Meghan Maro (Warner Bros. Discovery) and Caitlin Riley (NBCUniversal) pointed to Harry Potter as an example that spans both. Younger audiences play within the fantasy world. Older audiences align themselves with Hogwarts houses, values and friendships. The property works because it grows with the child.
Across licensing and storytelling panels, participation came up more often than viewing.

 

What surfaced repeatedly:
  • Younger kids gravitate toward role-play and aspirational heroism
  • Tweens look for identity and emotional nuance
  • Kids interact with IP across toys, games, cosplay and live experiences
  • Co-viewing and generational sharing meaningfully extend franchise lifespan
  • Cross-cultural exposure is broadening audience tastes and openness to unfamiliar worlds

 

 

Music Often Starts the Relationship

Music emerged as a core component of kids’ content performance.

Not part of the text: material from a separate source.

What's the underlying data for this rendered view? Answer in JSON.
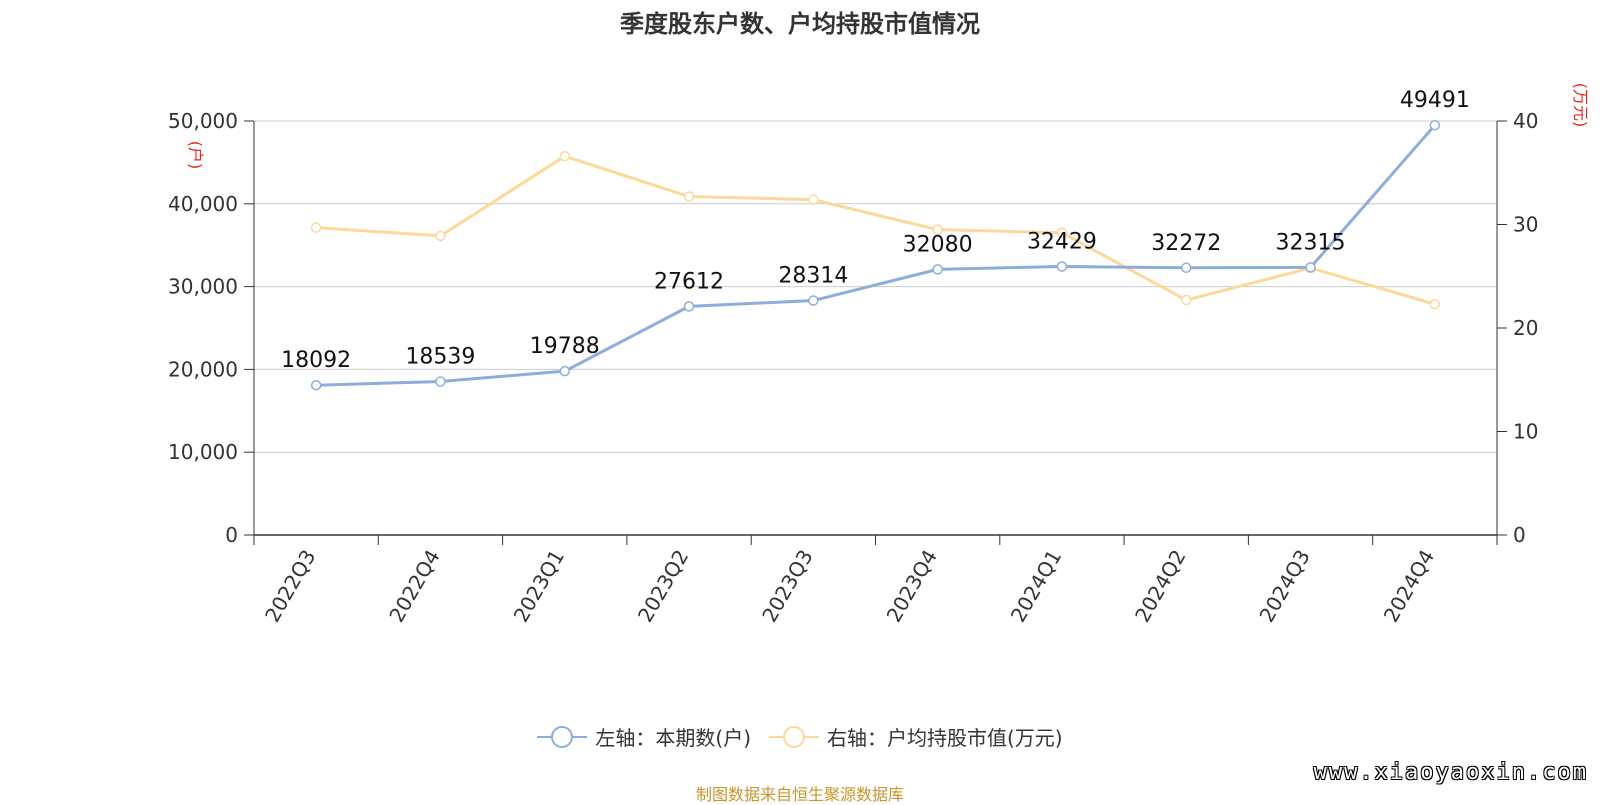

Jessica Zhao (Disney Branded Television), Fletcher Moules (Netflix Animation) and Daniel Rojas (506 Music) discussed how songs frequently act as the first point of discovery. A child might replay a track dozens of times before ever watching the show it came from.
Frozen remains a clear example of this dynamic, but newer properties such as K-Pop Demon Hunters were described as building music into the creative process from the beginning rather than layering it on later.
Because kids replay songs constantly, the story remains present between viewing moments. For some audiences, listening is the primary connection and the show follows afterward.

 

Themes that emerged:
  • Songs often drive discovery of IP via social platforms
  • Music is increasingly developed or incorporated early in production
  • Tracks can live independently outside the content
  • Studios with music divisions have cross-promotion advantages
  • Music creates additional revenue and engagement streams

 

 

What This Means for the Future

What stood out most across the week was not a new platform or a new format. It was the acknowledgment that kids are forming attachments differently than they have in the past.
Many of the open questions voiced by studio and brand teams sounded less like distribution problems and more like audience questions:
  • How do you build loyalty in an algorithm-driven world?
  • When does short-form help versus replace deeper engagement?
  • How do you let a franchise mature as your audience does?
  • What makes a character feel real to a generation raised on creators?

 

Those are fundamentally consumer questions, and are likely where the next wave of advantage will come from.